なぜか惹き付けられるそのブルーを近くで感じ、微笑みながらも、健斗はかれんが倒れてからはより一層彼女の(そば)を離れなかった。


陽が傾き始めると、二人はまた近所のお気に入りのバルへ出向き、早めに夕食を済ませてワインも楽しんだ。


店を出た二人は、まだ若い月を見上げる。

夜闇(やあん)に溶け込むようなサファイアの光沢がより幻想的に見えた。


「夜に見ても綺麗なんだな、それ」


そう言って母からの公認の証であるペンダントトップを懐郷(かいきょう)のような穏やかな表情で見つめる健斗の視線を浴びながら、かれんはまた幸福感につつまれ、心を熱くした。

(うなづ)いたかれんはそっと大きな胸に頭を寄せる。

健斗はその華奢な肩に腕を回し、その髪に口付けた。

月に見送られるように川沿いの道を南下していく二人は、早々にアパートに戻ると、そのままベッドルームへ向かった。

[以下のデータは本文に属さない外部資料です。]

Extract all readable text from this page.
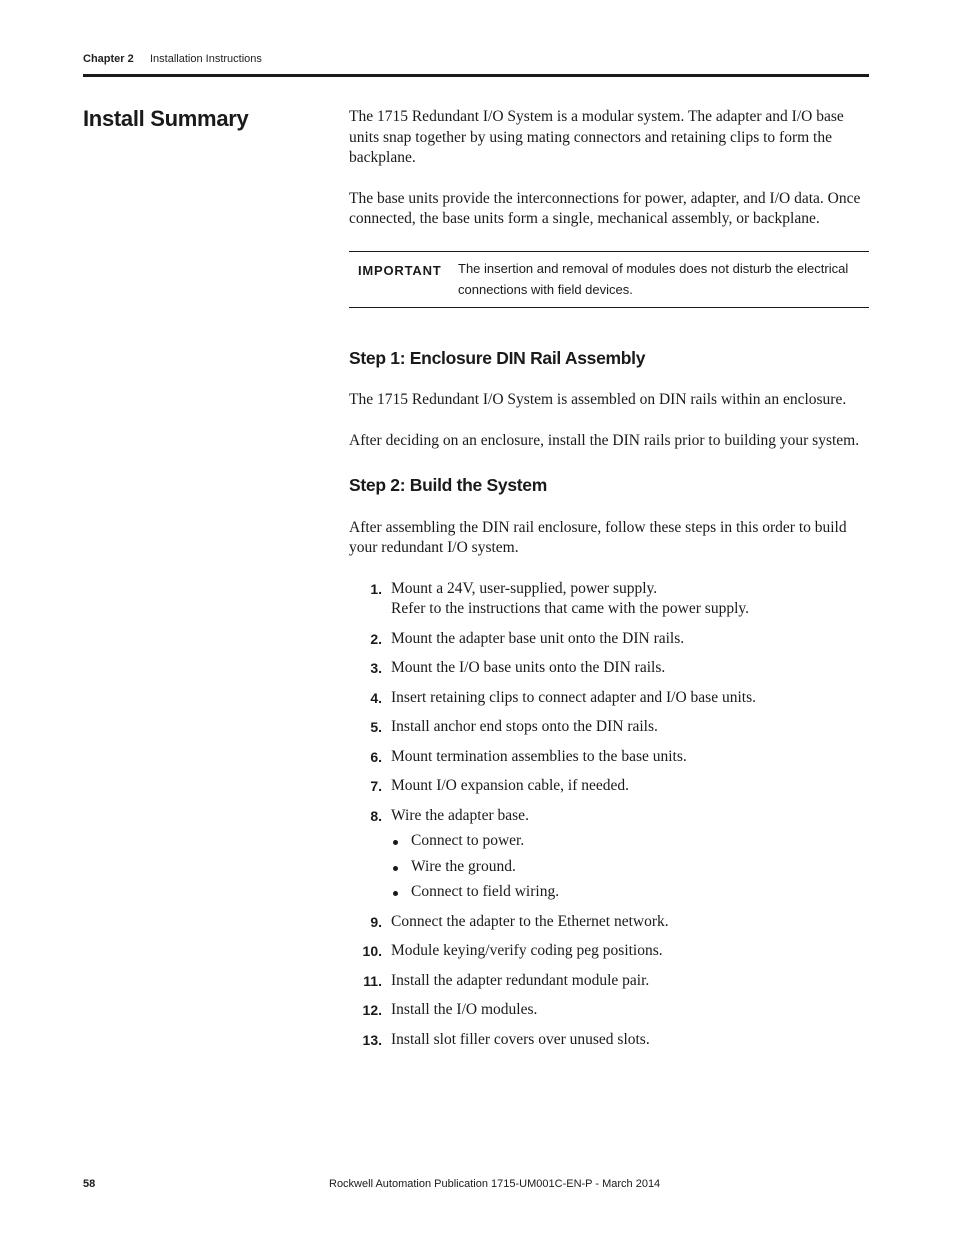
Chapter 2 Installation Instructions
Install Summary	The 1715 Redundant I/O System is a modular system. The adapter and I/O base units snap together by using mating connectors and retaining clips to form the backplane.

The base units provide the interconnections for power, adapter, and I/O data. Once connected, the base units form a single, mechanical assembly, or backplane.

IMPORTANT	The insertion and removal of modules does not disturb the electrical connections with field devices.
Step 1: Enclosure DIN Rail Assembly

The 1715 Redundant I/O System is assembled on DIN rails within an enclosure.

After deciding on an enclosure, install the DIN rails prior to building your system.

Step 2: Build the System

After assembling the DIN rail enclosure, follow these steps in this order to build your redundant I/O system.

1. Mount a 24V, user-supplied, power supply.

Refer to the instructions that came with the power supply.

2. Mount the adapter base unit onto the DIN rails.
3. Mount the I/O base units onto the DIN rails.
4. Insert retaining clips to connect adapter and I/O base units.
5. Install anchor end stops onto the DIN rails.
6. Mount termination assemblies to the base units.
7. Mount I/O expansion cable, if needed.
8. Wire the adapter base.
Connect to power.
Wire the ground.
Connect to field wiring.
9. Connect the adapter to the Ethernet network.
10. Module keying/verify coding peg positions.
11. Install the adapter redundant module pair.
12. Install the I/O modules.
13. Install slot filler covers over unused slots.
58	Rockwell Automation Publication 1715-UM001C-EN-P - March 2014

「ほら、かれん。眠っちゃダメだよ、明日も早いんだろ?」

健斗はかれんの頭に手をやって、耳元で囁く。


「ん……そうだった……」

その声に、かれんはぼやけた声のまま(まぶた)を上げる。


「あはは。ほら、水」

そう言って健斗は、彼女のために持ってきたミネラルウォーターのボトルをかれんの頬に押し当てた。


「冷たっ! ふふ、ありがとう」


かれんの髪を撫でて、健斗は半裸のまま彼女に背中を向けてベッドに座る。


「え……」

かれんがその背中を見て、声を上げた。


「健斗……この傷はどうしたの?」


健斗はさほど気にする様子もなく、眉を上げて振り向く。


「ああ、中学の時にね。森で木が刺さちゃってさ」


「ええっ! そうなの?! 可哀想に……」


左の脇腹に残る傷痕を指でなぞった。

「もうなんともないの?」


「そりゃそうだよ、十五年も前の話だ」


健斗は、布団の上にあったTシャツを着た。


「なぁかれん、今日もお母さん、居るんだろ?」


「うん。遅くなるとは言ってたけど……そろそろ帰ってるかも」


「そっか。お母さんさ、しばらくこっちにいるって?」


「うん、そのはずだけど」


「じゃあ……ご挨拶、しなきゃな」


「嬉しいけど、健斗、ここしばらくは忙しいんじゃ?」


健斗はかれんに顔を近づける。

「いくら忙しくたって大切な時間の為なら、なんとでもするって!」


「ホント!? ママも喜ぶと思う! じゃあ今夜さっそく、ママのスケジュールを聞いてみるね」


「うん。じゃあ、着替えて。送っていくから」


そう言って健斗は先にベッドルームを出た。

ちらりとライブラリーの方に目をやる。

あの日の衝撃があまりに大き過ぎて、かれんが倒れてからは健斗もあの部屋には足を踏み入れていなかった。

身震いするように首を振った健斗は、書斎と逆方向に(きびす)を返し、リビングに向かって歩いていった。